When I was a resident, I was particularly lucky to have one of the best cost-control experts in the US as one of my teachers. He was amazing at keeping patient costs low by following a simple rule, “don’t order so many tests”.
For some reason, many of us in the medical field have been trained that if we order enough tests that we won’t “miss” something. In reality, this practice in more cases than not results in more problems and less answers. A good doctor takes the time to ask the right questions so that they will be able to order the right tests and nothing else. A confused doctor orders everything under the sun and ends up with more questions than answers.
Case in point. A few weeks ago I saw little Chastity who was brought in to the ER by her mother for a “fever that wasn’t going away”. When I entered the room, Chastity was busy playing and singing – a good sign that her fever was not much to be concerned about. Her mother though was sure that it was something serious because the fever was now in its third day. She actually came to the ER on the first day and was told that it was likely “a cold”, but this morning she was talking to a friend of hers who works in a “bigger hospital” and was told that Chastity “should have some blood tests” to make sure there was no “serious infection”.

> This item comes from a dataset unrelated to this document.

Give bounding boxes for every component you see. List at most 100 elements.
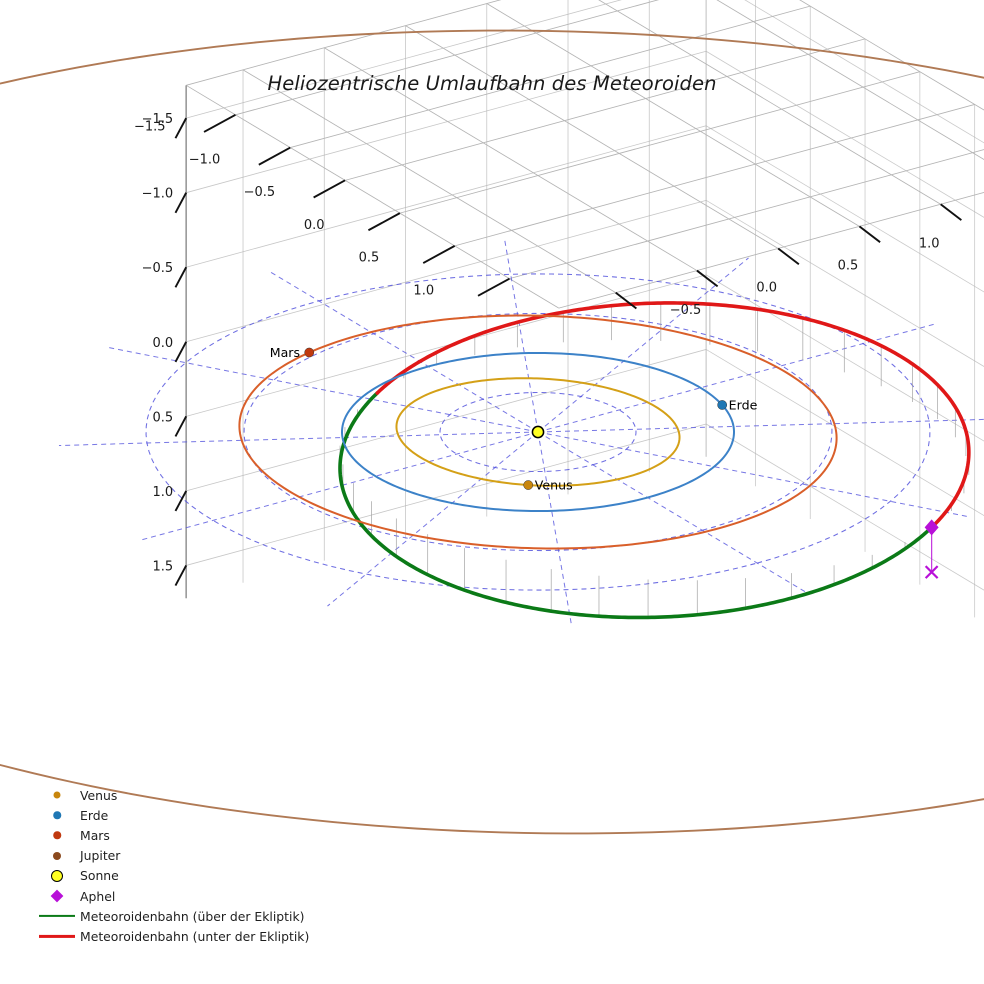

(I’ll have to discuss the whole idea of people treating the ER like Burger King and ordering things the way they want it a bit later)

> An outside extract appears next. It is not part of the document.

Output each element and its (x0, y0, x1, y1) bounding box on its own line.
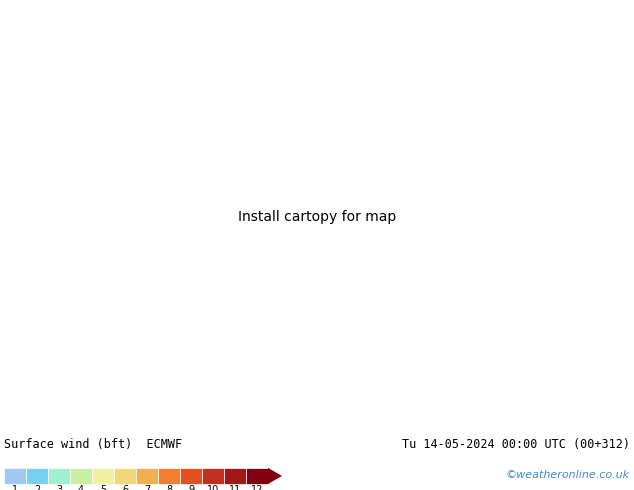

So, I was stuck in a corner. I was 100% sure that little Chastity was going to be fine but I didn’t want to deny the mother her “request” since I do put a lot of weight into mother’s intuition. If a mother really feels strongly about something for her child I really need to have a solid reason to say no. So I ordered the all-knowing blood test.
When I got the test back though, I was very surprised. Her infection profile (WBC count) was high (21k). Was the mother right after all? I explained to the mother, and the smug looking “bigger hospital” worker sitting with her, that her test was abnormally high. A high number like this in a child with fever has to have a source – ears, lungs, urine, brain, belly, etc. – or it could also mean nothing (since we don’t routinely do blood tests on happy playful children).
The next 3 hours witnessed several more tests, all of which were normal. Chastity was still playing, asking for food and in a generally good mood. I discussed the case with her pediatrician and he saw the corner I was backed into and agreed to observe her in the hospital overnight in case something was brewing. Chastity went home the next morning with no real reason as to why her WBC count was high except that she probably had “a cold”. All in all, about $10,000 in medical expenses for a cold.
And yes, I resisted the incredible urge to tell her smug hospital friend “I told you so!”
What is the moral of the story? Ordering more tests isn’t usually very helpful if you already have a good idea of what is happening based on getting a solid history and physical examination. On the other hand, ordering tests are a great way to drive people into the poor house.